The propagation of light in a hollow core photonic band gap fiber is strongly dependent on the hole size, pitch, and symmetry of the photonic band gap structure. A slight change in the photonic band gap structure may perturb its properties such that a light propagating in the core is no longer forbidden to propagate in the photonic band gap structure, destroying the light-guiding properties of the fiber. In fabrication of a photonic band gap fiber, it is necessary to draw the fiber with a high degree of precision, so that the desired band gap properties are achieved.

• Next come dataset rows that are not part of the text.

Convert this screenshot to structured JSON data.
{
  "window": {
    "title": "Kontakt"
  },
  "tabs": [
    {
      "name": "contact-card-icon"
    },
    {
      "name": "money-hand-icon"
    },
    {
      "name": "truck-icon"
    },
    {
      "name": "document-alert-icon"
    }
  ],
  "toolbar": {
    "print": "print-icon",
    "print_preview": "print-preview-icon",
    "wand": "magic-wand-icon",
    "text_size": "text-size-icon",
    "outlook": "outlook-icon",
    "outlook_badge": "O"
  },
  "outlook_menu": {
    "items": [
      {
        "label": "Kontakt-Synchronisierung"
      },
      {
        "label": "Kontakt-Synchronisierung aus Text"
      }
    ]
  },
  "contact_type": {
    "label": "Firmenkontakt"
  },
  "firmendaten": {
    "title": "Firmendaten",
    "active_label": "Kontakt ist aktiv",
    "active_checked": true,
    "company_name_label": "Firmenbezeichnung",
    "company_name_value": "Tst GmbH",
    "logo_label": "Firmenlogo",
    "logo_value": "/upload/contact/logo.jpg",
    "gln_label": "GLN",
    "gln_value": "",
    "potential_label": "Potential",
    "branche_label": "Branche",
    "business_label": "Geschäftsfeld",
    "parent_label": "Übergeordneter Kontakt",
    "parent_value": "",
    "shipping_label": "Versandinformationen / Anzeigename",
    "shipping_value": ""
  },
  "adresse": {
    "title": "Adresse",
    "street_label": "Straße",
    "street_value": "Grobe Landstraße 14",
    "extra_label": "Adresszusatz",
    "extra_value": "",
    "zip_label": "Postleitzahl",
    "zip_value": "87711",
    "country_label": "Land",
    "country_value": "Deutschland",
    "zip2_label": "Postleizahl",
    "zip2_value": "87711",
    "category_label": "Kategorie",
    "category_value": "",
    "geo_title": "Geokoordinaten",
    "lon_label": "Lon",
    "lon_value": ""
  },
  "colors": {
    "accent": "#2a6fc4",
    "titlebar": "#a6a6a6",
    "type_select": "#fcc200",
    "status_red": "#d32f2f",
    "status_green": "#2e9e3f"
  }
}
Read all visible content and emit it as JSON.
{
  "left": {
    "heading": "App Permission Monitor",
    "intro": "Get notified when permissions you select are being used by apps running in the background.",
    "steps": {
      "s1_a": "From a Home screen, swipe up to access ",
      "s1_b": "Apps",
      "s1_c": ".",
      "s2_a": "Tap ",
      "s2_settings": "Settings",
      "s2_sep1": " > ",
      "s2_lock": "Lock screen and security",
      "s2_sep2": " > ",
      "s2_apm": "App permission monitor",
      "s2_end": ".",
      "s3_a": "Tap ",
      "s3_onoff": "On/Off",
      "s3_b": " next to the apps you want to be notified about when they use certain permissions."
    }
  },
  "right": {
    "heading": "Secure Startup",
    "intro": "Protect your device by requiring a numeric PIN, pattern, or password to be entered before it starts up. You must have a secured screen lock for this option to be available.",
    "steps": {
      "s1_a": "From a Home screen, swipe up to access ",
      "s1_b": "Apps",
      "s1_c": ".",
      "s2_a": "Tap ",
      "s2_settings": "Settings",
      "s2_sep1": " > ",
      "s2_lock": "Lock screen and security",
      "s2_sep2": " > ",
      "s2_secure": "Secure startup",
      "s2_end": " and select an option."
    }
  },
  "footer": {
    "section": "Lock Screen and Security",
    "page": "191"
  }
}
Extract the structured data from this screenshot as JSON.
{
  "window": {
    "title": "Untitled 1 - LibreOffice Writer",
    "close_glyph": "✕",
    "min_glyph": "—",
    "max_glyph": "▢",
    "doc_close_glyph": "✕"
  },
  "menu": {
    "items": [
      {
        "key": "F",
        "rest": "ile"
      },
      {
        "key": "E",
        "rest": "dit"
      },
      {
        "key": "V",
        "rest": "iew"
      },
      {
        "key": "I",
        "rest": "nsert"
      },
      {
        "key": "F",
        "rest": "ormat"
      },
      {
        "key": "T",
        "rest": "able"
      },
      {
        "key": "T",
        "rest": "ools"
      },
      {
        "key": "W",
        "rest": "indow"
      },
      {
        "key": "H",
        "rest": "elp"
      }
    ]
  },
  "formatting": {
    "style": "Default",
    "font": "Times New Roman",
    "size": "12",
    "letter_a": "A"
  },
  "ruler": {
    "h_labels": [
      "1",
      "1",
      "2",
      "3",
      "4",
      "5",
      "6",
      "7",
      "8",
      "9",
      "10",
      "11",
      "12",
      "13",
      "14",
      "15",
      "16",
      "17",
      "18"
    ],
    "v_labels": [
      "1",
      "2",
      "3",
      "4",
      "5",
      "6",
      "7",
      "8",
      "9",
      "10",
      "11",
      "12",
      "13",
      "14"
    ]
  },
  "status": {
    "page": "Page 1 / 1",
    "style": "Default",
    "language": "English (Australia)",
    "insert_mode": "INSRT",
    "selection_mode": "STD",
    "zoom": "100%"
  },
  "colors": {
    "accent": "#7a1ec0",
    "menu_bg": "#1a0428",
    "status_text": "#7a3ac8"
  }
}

It is difficult to perform diagnostic measurements on hollow core photonic band gap fibers. If a fiber does not guide light, it may be due to a break in the fiber, or due to a shift of the band gap caused by a deviance from the desired fiber structure. The band gap may be shifted to a wavelength outside the measurement range (e.g. by an incorrect scaling of the photonic band gap structure during the drawing of the fiber). Alternatively, the band gap may be destroyed by disorder in the photonic band gap structure. If the fiber does not guide light, standard methods of measuring fiber properties cannot be used.
Microstructured optical fibers (both photonic band gap fibers and index-guided fibers) may support guided modes that are not circularly symmetric. In one conventional type of solid core microstructured optical fiber, a solid core region is surrounded by a plurality of holes formed in a cladding material. The holes nearest the core region may be disposed, for example, in a regular hexagon around the core region. The core of this conventional microstructured fiber supports a guided mode having a somewhat hexagonal shape (i.e., having a C6 rotation axis). When splicing or otherwise coupling together two lengths of such fibers together, it is not only necessary to align the cores positionally; it is also necessary to rotationally align the fibers so that the propagation modes of the two fibers are in substantial rotational alignment.